= Layale Chaker =

French-Lebanese violinist and composer, born 1990

Layale Chaker (ليال شاكر; born 1990) is a French-Lebanese violinist and composer whose music integrates elements of classical, contemporary, jazz, Arabic music and improvisation.

== Music career ==
She was born in Paris and moved to Lebanon at the age of 6. In 2005, Chaker began her musical studies at the National Higher Conservatory of Beirut. She later studied at the Conservatoire Régional de Paris beginning in 2010 and the Royal Academy of Music in London starting in 2017 with professors including Mohamed Hashem, Carmen Scripcariu, Jeanne-Marie Conquer and Nicholas Miller. She currently performs with the West-Eastern Divan Orchestra under Daniel Barenboim.

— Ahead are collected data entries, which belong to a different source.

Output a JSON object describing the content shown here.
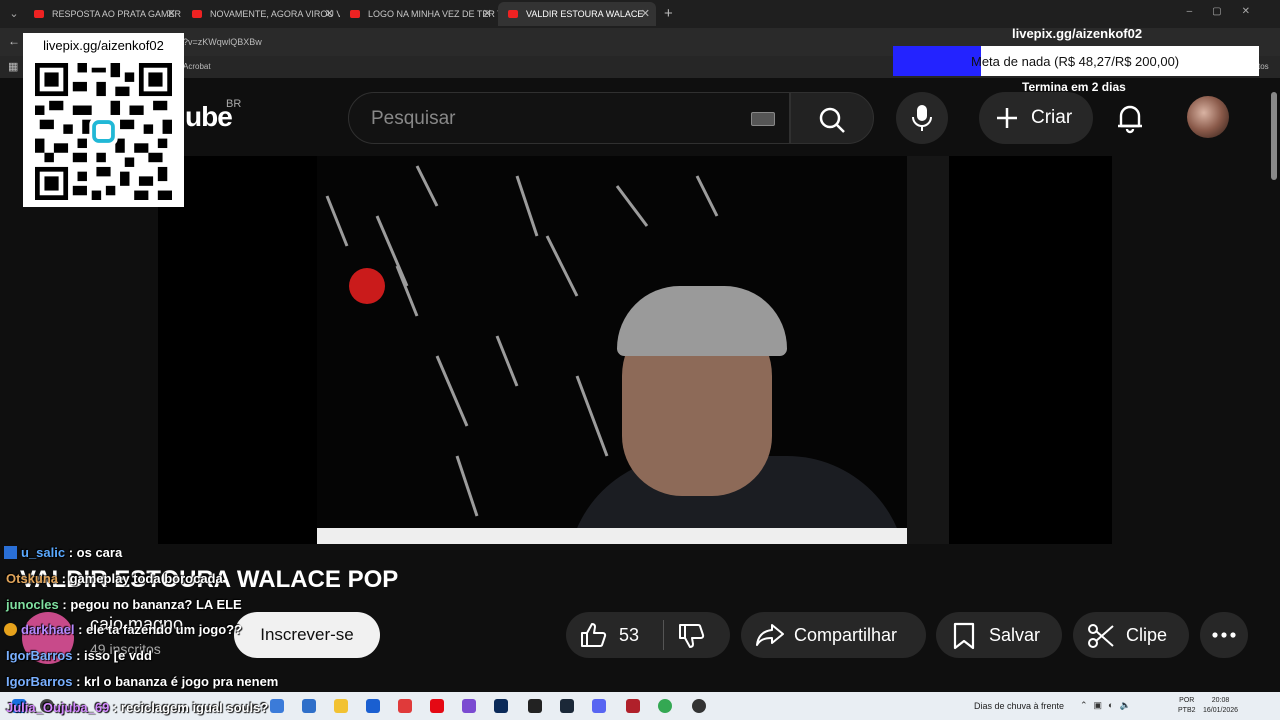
{
  "browser": {
    "tabs": [
      {
        "label": "RESPOSTA AO PRATA GAMER VI",
        "active": false
      },
      {
        "label": "NOVAMENTE, AGORA VIROU VI",
        "active": false
      },
      {
        "label": "LOGO NA MINHA VEZ DE TER TI",
        "active": false
      },
      {
        "label": "VALDIR ESTOURA WALACE",
        "active": true
      }
    ],
    "url": "?v=zKWqwlQBXBw",
    "bookmark": "Acrobat",
    "bookmark_right": "tos"
  },
  "overlay": {
    "qr_label": "livepix.gg/aizenkof02",
    "goal_user": "livepix.gg/aizenkof02",
    "goal_text": "Meta de nada (R$ 48,27/R$ 200,00)",
    "goal_progress": 0.2414,
    "goal_ends": "Termina em 2 dias",
    "goal_color": "#2323ff"
  },
  "youtube": {
    "logo_text": "ube",
    "region": "BR",
    "search_placeholder": "Pesquisar",
    "create_label": "Criar",
    "video_title": "VALDIR ESTOURA WALACE POP",
    "channel_name": "caio magno",
    "subscribers": "49 inscritos",
    "subscribe_label": "Inscrever-se",
    "likes": "53",
    "share_label": "Compartilhar",
    "save_label": "Salvar",
    "clip_label": "Clipe"
  },
  "chat": [
    {
      "user": "u_salic",
      "msg": ": os cara",
      "color": "#5aa9ff",
      "badge": "twitch"
    },
    {
      "user": "Otskuna",
      "msg": ": gameplay toda borocada",
      "color": "#e0a45a",
      "badge": ""
    },
    {
      "user": "junocles",
      "msg": ": pegou no bananza? LA ELE",
      "color": "#7fe0a0",
      "badge": ""
    },
    {
      "user": "darkhael",
      "msg": ": ele ta fazendo um jogo??",
      "color": "#b58aff",
      "badge": "warn"
    },
    {
      "user": "IgorBarros",
      "msg": ": isso [e vdd",
      "color": "#7ab0ff",
      "badge": ""
    },
    {
      "user": "IgorBarros",
      "msg": ": krl o bananza é jogo pra nenem",
      "color": "#7ab0ff",
      "badge": ""
    },
    {
      "user": "Julia_Oujuba_69",
      "msg": ": reciclagem igual souls?",
      "color": "#d58aff",
      "badge": ""
    }
  ],
  "taskbar": {
    "weather": "Dias de chuva à frente",
    "lang_top": "POR",
    "lang_bottom": "PTB2",
    "time": "20:08",
    "date": "16/01/2026"
  }
}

Chaker has performed at a variety of festivals and concert halls. Festival highlights include La Biennale di Venezia, Spoleto Festival, London Jazz Festival, Alderburgh Festival, Morgenland Festival Osnabrueck, Junger Kunstler Festival Bayreuth, Lucerne Festival for Contemporary Music, Impuls’ Festival, Beethoven Festival Bonn and Avignon Festival. She has performed at concert halls such as Berlin Philharmonie, Abbaye de Royaumont, Hancher Auditorium, Stone, National Sawdust, Banff Centre, Royal Albert Hall and Wigmore Hall.

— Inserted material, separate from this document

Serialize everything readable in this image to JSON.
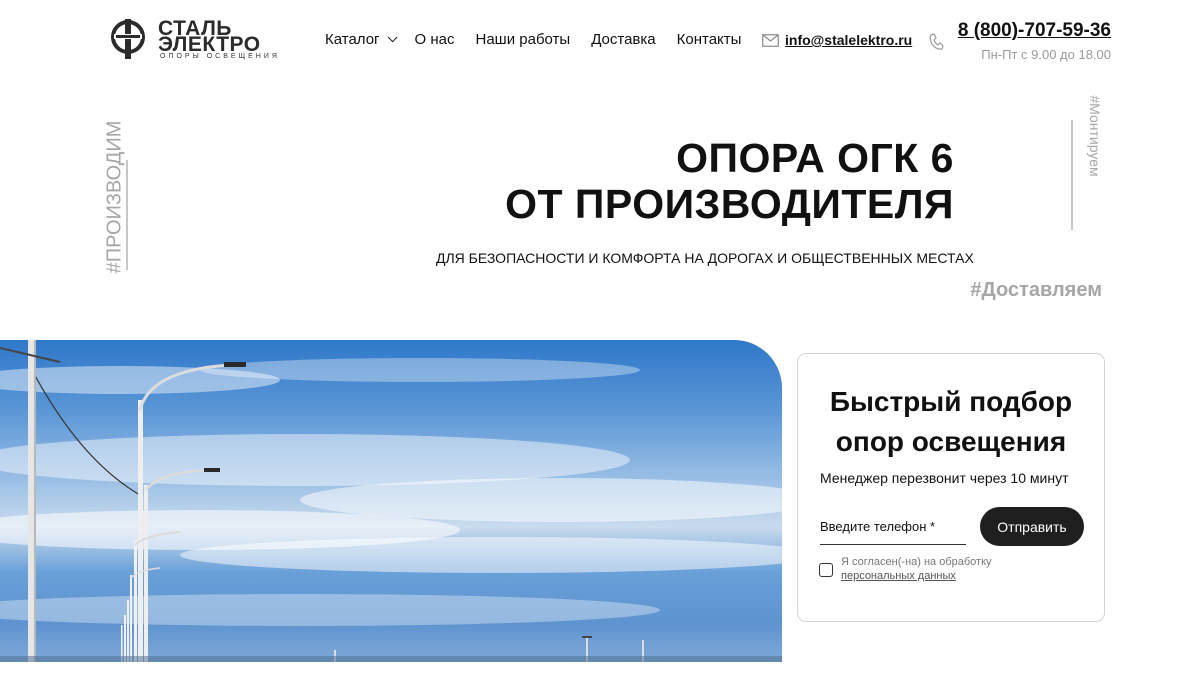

Her debut album, Inner Rhyme, with her chamber jazz ensemble Sarafand, was released on Circle Records in 2019, incorporating Arabic poetic meters. The album ranked #2 on NPR's 10 Best Releases and #1 on the World Charts of iTunes and Amazon Music for several weeks. Additionally, the album received the AFAC 2018 fund and a "Top of The World" distinction from Songlines with a 5-star review.

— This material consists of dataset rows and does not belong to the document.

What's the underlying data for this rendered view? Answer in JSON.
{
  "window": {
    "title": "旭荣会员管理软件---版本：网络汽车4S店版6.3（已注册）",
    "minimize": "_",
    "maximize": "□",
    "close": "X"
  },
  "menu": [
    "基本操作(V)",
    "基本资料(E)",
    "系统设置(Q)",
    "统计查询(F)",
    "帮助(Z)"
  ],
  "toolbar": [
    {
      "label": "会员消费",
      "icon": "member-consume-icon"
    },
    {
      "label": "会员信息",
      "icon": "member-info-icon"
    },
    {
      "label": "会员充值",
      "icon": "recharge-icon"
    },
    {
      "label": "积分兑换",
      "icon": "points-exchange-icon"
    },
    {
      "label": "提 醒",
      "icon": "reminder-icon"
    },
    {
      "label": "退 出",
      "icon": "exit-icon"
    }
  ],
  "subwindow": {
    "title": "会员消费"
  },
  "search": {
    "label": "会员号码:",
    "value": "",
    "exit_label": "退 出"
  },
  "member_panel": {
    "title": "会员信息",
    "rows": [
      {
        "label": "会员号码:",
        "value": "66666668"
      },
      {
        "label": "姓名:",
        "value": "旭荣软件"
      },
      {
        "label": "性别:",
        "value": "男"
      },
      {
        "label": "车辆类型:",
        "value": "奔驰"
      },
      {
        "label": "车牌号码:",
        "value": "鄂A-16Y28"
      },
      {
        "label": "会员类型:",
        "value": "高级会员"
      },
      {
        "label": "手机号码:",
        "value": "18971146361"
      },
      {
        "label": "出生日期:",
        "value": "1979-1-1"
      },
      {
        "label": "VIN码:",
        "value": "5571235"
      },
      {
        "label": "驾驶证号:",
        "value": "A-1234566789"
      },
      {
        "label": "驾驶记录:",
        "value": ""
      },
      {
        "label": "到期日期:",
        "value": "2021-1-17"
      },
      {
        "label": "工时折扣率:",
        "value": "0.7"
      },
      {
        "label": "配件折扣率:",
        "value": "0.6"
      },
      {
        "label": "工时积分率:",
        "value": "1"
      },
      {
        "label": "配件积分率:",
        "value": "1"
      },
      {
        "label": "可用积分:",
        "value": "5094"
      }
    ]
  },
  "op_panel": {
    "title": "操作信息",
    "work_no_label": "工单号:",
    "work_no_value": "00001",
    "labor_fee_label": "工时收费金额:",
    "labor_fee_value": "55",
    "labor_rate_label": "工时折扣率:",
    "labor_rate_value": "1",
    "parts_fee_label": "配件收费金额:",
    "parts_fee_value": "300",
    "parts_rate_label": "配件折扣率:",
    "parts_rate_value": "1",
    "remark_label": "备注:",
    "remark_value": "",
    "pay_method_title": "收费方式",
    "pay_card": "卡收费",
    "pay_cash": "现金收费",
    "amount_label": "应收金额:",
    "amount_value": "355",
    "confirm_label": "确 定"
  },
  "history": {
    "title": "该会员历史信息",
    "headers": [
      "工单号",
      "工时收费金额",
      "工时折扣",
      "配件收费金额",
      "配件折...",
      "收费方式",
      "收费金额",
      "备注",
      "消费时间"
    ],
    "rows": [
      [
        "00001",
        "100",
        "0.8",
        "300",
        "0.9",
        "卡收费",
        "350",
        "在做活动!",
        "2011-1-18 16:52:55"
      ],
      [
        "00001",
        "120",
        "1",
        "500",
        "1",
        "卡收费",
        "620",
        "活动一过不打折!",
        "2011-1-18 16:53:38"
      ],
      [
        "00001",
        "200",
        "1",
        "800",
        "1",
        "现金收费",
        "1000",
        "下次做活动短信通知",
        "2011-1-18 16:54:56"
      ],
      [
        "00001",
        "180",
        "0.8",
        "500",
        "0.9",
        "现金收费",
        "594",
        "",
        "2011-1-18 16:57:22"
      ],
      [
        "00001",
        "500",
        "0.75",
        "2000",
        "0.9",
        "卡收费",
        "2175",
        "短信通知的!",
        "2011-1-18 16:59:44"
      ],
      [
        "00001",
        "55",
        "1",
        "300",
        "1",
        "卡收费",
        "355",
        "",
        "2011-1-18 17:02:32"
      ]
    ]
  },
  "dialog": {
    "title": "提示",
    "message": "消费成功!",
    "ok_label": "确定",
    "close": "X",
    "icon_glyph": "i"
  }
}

On May 17, 2024, she released two albums, Vigil and Radio Afloat recorded on Circle Records. Vigil features new-music string quartet, ETHEL, with piece contributions by each quartet member and two piece contributions by Chaker. Her album Radio Afloat, with Sarafand takes inspiration from the Arabic poem, “The Trace of Blue Passion” by Lebanese poet Ounsi El Hage, and portrays a radio floating at sea, attempting to get back to its rightful place on land. Radio Afloat explores the connection between people and the natural world.

== Compositions ==

- Dawning (2023)
- Ruinous Gods, Seven Suites for Sleeping Children (2024)
- Matrescence (2023)
- In the Presence of Absence: In Memoriam Edward Said (2022)
- Anatomy of Titus: Fall of Rome (2022)
- The Bow and the Reed (2022)
- Before Bloom (2021)
- Bond of the Beloved (2020)
- Ghalia's Miles (2019)
- Mouhawala Oula (2019)
- Sinekeman (2019)
- Two Coasts: Past and Recent Streams (2019)
- The Brown Texts (2018)
- Moonchild: Songs from the Hinder Sea (2018)
- Mkhammas (2018)
- Confused Cherry Tree (2018)
- Borderland (2018)
- Hints on Memory, poem for violin and string orchestra (2017)
- Tied to your name by Water (2017)

== Awards and recognition ==

- 2026: United States Artists Fellowship
- 2022: Opera America Discovery Award
- 2020-2022: Jerome Hill Fellowship
- 2021: Sundance Art of Practice Fellowship
- 2021: Dumbarton Oaks Composition Residency
- 2020: Inaugural Silkroad Seeds Award
- 2019: Laureate of the Concours international de Chant-Piano Nadia et Lili Boulanger
- 2019: Rolex mentor and Protege Prize finalist
- 2019: Diaphonique Franco-British Commission Prize
- 2018: Arab Fund for Arts and Culture Grant
- 2018: Royal Academy of Music Guinness Award
- 2017: Ruth Anderson Competition

== Personal life ==
Chaker currently lives in Brooklyn, New York, and is studying at École des Hautes Études in Paris for her doctoral degree.